CodeBLUE was thought up in a hot kitchen, while Anna Washenko, Heather Merrell and I were making whiskey chocolate cake. I'd had the idea that Chicago needed a mixed genre dance because I wanted to dance both dances as frequently as possible, and a whole night of either wasn't my jam. I was just getting into blues then, and as weird as this will sound, heavily represented the lindy hoppers in our conversations. Anna, at the time, represented more of the true neutral. Heather cared mostly about blues. Together, Anna and Heather were key idea generators, and helped me refine the idea and actuality of the dance. And yet.
And yet, at the end of its six year run, 50Fifty doesn't belong to any of us. Not just because both Anna and Heather moved away at two and four years in, respectively (don't quote me on that timeline), and I'm about to leave Chicago.
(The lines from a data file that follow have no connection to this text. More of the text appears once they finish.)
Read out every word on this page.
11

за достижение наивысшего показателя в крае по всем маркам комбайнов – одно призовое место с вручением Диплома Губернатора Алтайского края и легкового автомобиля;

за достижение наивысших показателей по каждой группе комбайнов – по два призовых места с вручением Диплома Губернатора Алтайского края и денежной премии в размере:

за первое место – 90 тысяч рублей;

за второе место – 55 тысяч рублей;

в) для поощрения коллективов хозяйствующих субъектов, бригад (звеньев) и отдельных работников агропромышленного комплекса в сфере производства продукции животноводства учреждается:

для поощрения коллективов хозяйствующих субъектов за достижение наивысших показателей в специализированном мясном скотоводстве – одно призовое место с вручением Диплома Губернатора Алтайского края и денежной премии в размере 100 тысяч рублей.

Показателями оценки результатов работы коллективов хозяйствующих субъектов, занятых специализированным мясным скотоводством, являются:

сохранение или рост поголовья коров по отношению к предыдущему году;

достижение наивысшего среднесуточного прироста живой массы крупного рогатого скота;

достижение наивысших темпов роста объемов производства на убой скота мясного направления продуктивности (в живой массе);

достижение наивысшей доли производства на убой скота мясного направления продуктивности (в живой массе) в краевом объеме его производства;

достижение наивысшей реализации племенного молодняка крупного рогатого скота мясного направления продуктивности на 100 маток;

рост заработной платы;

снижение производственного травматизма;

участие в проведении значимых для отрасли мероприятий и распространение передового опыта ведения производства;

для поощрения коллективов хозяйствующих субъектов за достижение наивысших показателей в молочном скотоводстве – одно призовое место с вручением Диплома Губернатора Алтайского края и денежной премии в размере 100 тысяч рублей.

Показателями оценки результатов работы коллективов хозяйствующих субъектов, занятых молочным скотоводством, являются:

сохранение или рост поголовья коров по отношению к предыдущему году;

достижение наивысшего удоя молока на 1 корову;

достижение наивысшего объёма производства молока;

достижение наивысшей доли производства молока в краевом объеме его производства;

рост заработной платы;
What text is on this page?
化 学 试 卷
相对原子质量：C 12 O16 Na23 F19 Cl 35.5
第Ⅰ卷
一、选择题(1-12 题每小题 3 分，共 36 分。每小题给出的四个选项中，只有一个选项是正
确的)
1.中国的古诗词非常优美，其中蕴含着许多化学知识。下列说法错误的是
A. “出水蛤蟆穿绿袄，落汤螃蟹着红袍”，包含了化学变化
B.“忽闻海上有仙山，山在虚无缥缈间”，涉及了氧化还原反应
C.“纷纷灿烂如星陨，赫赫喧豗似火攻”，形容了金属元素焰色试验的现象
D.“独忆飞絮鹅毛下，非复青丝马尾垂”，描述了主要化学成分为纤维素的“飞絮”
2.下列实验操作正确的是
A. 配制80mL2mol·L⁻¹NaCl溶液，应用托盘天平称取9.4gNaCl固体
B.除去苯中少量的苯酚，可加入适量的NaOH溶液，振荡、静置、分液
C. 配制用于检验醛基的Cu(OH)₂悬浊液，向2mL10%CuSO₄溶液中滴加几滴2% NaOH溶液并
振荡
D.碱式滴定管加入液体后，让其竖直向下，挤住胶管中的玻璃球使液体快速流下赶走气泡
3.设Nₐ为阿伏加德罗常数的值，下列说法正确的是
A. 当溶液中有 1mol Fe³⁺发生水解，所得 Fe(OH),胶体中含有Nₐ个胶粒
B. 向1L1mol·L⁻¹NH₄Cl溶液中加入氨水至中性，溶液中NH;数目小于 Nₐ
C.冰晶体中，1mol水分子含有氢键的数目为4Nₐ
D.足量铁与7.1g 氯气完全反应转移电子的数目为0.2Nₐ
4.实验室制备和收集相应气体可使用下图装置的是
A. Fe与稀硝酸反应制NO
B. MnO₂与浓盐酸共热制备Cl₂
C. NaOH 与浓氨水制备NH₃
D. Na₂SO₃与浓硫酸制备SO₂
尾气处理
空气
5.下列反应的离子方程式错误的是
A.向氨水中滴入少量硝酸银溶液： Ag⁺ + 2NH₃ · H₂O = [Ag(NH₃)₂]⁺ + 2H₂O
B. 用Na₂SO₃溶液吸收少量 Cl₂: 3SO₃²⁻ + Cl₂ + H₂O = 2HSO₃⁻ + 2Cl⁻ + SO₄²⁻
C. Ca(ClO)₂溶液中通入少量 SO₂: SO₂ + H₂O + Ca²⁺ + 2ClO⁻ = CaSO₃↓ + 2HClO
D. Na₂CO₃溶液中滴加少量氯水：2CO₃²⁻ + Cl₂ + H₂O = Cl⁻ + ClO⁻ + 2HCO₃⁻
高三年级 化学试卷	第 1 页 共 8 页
Even before we were leaving, as soon as we made the thing, it stopped being ours, and started being yours, dancers.
Without the hundreds of dancers that have showed up, passed through, and danced at the venue, it would've never gotten to be a real dance. Without your feedback, it wouldn't have changed venues twice to move into safer and more accessible neighborhoods. Without your feedback, we wouldn't have added lessons, or live music. Without you, it would've never been anything but a great afternoon of baking a cake.
Running a dance is arduous and yet so, so rewarding. It was a hard decision to let 50Fifty end at a year that isn't divisible by five, for my silly brain. It was a hard decision to let it end at all. Because it wasn't my dance, and hasn't been my dance since the day you walked onto its floors.
But. The call had to be made by someone. And I'm so grateful that it was never you all, making that call. Thanks for being there. Thanks for dancing with me. Thanks for taking ownership, and making the dance yours.